A PERFECT, PALE BLUE
My mother once told me that hearts only open when broken,
And that the truest courage is born from a coward's battle cry.
I did not recognise blood when my father's lips ran like war, all
Because my mother spoke in stuttering pinks and lullaby blues.
Now these walls pray every night with their palms bent skywards,
In hopes that the empty sky does not forgive as easily as us.
He believed that difficult times birth heroes but tragedy lives in all of us.
Much like this city of dust, the sun hides everything that is broken
Until the wolves grow quiet and search for our moon, looking skywards
Like skyscrapers scraping the floor of every cloud. In silence, we'll cry.
In wonder, she'll die with dirt in her teeth, and I'll think of her river-red blues
And the shadowed hues that bent light to shine a different holiness upon us all.

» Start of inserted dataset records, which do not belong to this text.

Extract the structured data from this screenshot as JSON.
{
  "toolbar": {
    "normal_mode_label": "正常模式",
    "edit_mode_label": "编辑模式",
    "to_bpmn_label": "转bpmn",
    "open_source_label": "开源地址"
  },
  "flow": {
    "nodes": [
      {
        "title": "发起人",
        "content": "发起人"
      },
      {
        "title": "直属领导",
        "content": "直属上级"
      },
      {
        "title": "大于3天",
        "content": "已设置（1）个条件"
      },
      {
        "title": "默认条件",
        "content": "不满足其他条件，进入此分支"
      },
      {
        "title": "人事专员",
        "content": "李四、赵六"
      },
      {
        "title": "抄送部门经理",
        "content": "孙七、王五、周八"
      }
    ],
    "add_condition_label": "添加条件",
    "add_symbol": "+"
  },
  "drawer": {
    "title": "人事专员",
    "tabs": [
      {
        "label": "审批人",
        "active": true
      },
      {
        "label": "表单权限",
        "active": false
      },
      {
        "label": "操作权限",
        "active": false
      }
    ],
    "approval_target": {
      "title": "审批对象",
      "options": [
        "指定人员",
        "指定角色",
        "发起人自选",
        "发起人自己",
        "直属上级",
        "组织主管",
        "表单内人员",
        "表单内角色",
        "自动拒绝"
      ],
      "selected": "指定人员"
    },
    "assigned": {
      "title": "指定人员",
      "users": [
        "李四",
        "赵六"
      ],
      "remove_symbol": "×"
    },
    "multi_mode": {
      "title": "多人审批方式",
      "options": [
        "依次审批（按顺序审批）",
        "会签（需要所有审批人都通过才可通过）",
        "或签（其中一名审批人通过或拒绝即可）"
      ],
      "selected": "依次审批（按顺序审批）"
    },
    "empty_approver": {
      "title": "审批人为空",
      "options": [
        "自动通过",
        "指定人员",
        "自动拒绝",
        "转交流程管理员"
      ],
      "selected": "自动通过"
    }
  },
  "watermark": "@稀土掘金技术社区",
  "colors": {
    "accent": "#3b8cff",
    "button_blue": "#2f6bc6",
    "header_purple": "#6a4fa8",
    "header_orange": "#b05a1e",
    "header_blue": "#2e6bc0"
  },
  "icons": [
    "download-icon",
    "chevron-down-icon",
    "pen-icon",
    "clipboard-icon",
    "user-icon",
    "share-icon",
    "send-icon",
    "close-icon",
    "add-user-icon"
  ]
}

But when his fist left craters in our sky, stars became blind and we died for all
The heroes who did not worship the same gods, eyes shut to prayer. To us
It was a different kind of worship—one that burned above in sunset blues.
Though we still saw the same sky, it was a different truth, bent to look broken.
This loss did not belong to us, but we grieved as though it was. We had to cry
Because it was easier to let the rain fall than to ask our tears to climb skywards.
And when the river floods his banks, we'll bend our crooked palms skywards,
Begging for forgiveness though we have not sinned. Clouds hover over all
Who dare to walk this cemetery, but books have been burned to make heroes cry
To empty skies. We will not stop the rain. Black roses will bloom between us
Like funeral goers and our echoes will refract a dawn that has been split and broken.
But her oceans cannot reflect the blood in our eyes. Only his perfect, pale blue.
This pain is not worn by him. But it is felt by us. His sky is still a perfect, pale blue
And when the sun dips, blood will fall like stars. "Tilt your clasped palms skywards."
We did not ask for more sunlight, just a little less darkness for she did not come broken.
A new moon will arc overhead and wolves will teach the hero that endurance is all
She'll ever need to survive the night. A broken ribcage does not always lead us
To a broken heart. We may fall like the mighty but this is not the same. I still cry
For a better morning but she has no stomach to swallow his sky so let her cry
For the other mothers who did not come home, a long night of lullaby blues:
When they hit the pavement did they keep falling because gravity summons us
To our graves? Do you wonder why she begged you to pray with your palms bent skywards?
It was so that you would not feel his burn below. The morning light above blinds all
But our truth is different. He should have known not the fix what was never broken.
And now that his gravity has collapsed, she will fall upwards, forever skywards.
It's a different type of falling but she will raise a better morning in us all
And if stars must die to stay alive, maybe her sky wasn't the only one broken.